Most of the measures already in place or likely to be suggested are based on notions of tax refunds and duty exemptions. But it must be remembered that these measures are supposed to be an exception rather than the rule. There also needs to be a calculation of the opportunity cost that these tax exemptions etc constitute which stands at massive amounts. Though we may be able to avoid the WTO compatibility issue for a while in the long-term shielding, our weak exporters will not help our growth. Though these measures may prove beneficial in the short run, there needs to be policies in place which would help to give a long term boost to the export sector. These however call for reforms in various other sectors. There needs to be development in infrastructure, better technology and trained workforce in manufacturing and processing and a better financial structure. The approval of setting up of a National Export Insurance Account in 2006 to cover risk that exporters face for example is a step in the right direction. As a dynamically developing nation, the rupee appreciation is only natural – protecting the exporters from its ill effects can only be a short-term measure but it cannot form the main essence of the foreign trade policy which should plan for more effective measures and not bank on knee jerk reactions which may not be sustainable in the long run and which may weaken the development mandate India has always stood by.

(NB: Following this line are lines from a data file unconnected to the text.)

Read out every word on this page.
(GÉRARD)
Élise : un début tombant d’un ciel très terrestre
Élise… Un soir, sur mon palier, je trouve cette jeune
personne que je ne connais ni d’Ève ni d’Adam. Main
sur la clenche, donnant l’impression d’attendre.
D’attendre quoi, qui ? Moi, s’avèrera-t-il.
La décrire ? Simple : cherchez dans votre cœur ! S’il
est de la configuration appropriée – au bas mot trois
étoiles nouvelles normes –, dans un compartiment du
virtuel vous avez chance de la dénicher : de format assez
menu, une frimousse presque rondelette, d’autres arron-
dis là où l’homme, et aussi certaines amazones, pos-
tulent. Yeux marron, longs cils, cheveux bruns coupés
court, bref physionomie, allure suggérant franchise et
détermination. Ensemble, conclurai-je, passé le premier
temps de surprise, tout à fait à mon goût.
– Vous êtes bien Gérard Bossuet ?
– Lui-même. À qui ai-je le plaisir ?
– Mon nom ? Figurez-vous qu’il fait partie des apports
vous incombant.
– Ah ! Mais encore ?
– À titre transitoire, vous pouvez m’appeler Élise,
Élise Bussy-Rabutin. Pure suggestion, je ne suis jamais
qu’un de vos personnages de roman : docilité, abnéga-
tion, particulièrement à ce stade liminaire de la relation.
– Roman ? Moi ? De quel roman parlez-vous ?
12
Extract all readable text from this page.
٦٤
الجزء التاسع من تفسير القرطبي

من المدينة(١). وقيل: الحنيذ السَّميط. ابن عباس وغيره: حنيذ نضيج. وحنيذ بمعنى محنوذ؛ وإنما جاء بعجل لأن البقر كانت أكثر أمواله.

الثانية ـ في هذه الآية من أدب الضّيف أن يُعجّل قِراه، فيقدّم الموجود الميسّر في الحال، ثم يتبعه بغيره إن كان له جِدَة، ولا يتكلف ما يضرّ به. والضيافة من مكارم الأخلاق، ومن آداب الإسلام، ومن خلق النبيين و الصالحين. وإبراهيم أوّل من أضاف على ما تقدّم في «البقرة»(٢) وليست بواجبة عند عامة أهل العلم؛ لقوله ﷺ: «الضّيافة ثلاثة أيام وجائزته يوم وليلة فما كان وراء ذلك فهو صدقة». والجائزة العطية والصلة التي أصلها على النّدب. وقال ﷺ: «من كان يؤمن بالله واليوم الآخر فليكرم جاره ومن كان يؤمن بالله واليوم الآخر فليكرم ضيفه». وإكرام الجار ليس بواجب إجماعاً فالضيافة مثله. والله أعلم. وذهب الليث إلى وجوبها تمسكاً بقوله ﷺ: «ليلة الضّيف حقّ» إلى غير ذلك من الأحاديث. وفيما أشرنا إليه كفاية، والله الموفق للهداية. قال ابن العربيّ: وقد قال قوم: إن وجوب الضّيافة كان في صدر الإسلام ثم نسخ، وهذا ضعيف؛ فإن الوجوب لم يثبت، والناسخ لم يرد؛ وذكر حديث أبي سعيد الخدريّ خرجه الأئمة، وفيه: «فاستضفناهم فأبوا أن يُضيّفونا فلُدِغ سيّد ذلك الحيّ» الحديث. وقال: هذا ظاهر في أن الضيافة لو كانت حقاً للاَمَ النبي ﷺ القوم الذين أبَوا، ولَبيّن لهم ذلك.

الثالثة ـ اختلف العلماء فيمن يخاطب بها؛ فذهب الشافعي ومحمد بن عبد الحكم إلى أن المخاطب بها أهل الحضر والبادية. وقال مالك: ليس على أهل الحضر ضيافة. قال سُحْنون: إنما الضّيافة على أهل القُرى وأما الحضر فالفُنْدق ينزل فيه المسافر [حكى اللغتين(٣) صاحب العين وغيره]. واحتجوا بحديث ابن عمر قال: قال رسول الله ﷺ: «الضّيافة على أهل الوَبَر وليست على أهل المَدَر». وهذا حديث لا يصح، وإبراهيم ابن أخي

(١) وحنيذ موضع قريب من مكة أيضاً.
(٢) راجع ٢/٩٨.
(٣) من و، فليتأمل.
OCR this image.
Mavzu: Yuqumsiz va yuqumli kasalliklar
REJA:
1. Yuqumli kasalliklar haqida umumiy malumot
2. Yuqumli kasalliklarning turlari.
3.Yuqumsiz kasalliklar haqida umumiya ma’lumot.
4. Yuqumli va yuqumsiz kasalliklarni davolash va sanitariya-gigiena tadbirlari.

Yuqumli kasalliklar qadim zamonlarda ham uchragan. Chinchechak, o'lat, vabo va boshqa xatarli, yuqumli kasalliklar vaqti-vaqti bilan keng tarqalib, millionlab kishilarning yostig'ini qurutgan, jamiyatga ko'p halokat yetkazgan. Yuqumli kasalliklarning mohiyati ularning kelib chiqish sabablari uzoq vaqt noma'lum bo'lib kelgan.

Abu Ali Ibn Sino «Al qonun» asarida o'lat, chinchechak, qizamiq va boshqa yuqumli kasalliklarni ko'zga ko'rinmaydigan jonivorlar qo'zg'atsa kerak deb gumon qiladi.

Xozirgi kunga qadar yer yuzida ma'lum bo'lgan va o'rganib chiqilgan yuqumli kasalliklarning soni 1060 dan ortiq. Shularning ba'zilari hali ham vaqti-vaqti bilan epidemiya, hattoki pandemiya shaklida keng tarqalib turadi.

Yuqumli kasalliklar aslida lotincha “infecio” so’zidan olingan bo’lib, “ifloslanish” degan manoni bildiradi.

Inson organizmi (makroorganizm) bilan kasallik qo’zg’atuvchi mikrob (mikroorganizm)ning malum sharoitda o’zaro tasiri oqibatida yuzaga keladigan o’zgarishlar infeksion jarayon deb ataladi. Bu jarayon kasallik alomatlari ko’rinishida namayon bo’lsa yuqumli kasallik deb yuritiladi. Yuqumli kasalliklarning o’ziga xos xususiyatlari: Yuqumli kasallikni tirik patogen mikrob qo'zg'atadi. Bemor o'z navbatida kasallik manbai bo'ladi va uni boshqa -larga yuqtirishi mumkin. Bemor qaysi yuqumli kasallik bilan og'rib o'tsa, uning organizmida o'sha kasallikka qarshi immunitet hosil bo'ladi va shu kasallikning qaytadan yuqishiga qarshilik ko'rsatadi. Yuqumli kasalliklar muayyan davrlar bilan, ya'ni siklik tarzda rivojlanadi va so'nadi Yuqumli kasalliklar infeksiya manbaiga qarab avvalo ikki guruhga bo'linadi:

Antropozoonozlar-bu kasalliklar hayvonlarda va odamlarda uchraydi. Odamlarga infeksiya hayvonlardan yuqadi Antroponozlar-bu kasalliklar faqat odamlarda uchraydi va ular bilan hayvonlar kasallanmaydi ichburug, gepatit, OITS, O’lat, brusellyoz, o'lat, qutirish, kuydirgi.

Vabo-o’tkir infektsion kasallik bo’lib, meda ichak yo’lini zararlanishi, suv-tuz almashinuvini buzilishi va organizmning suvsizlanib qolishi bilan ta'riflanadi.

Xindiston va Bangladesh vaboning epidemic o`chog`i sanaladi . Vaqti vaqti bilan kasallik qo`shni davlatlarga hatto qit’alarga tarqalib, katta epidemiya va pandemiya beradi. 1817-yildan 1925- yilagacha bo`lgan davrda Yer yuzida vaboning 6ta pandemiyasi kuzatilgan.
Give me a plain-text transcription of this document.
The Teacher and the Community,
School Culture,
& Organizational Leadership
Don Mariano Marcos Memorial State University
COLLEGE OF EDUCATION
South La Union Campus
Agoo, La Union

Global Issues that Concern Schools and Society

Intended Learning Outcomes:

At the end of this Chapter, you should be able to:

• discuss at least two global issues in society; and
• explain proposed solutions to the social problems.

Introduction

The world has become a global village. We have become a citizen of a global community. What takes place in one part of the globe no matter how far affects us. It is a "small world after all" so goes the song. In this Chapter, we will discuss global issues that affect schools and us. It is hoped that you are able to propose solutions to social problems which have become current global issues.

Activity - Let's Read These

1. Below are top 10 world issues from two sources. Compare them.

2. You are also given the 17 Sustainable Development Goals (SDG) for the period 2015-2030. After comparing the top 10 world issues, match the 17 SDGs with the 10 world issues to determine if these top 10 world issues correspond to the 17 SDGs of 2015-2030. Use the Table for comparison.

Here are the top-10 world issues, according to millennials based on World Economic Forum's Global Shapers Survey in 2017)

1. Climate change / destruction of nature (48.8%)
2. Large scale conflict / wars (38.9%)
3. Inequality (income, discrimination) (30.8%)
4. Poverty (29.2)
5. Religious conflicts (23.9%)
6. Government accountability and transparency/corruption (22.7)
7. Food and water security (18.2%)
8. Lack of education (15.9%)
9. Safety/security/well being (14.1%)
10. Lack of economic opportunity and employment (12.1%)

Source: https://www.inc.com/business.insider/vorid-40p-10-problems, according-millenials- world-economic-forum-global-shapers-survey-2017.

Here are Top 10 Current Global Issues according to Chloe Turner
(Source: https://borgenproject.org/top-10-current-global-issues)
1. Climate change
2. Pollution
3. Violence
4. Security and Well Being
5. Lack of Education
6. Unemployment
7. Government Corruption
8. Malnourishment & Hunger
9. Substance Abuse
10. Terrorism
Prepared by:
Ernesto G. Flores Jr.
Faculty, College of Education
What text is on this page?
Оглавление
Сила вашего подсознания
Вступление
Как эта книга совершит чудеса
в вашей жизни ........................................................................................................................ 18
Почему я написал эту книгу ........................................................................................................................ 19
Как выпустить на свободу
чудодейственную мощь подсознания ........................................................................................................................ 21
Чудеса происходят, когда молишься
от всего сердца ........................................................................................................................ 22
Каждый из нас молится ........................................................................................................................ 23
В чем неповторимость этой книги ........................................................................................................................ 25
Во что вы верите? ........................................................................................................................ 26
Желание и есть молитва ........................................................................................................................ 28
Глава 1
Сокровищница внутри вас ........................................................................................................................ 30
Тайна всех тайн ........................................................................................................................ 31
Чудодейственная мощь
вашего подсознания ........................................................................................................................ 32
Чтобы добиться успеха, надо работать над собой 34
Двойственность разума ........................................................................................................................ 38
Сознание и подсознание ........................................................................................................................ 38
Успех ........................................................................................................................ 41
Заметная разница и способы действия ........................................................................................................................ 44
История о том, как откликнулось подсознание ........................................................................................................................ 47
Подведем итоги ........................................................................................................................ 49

1 Statistics as per 2005 . Pitiable in comparison to the East Asian giants such as Hong Kong were exports stand at 117% of its GDP or even to its immediate neighbour China were export stands at 23% of its GDP.

2least developed nations and developing nations with a GNP per capita of less than 1000$ are exempted from the disciplinary action that is associated with prohibitive subsidies but can still be held liable for actionable sanctions. Developing nations can also be held liable when they have already achieved economic competitiveness in a particular product.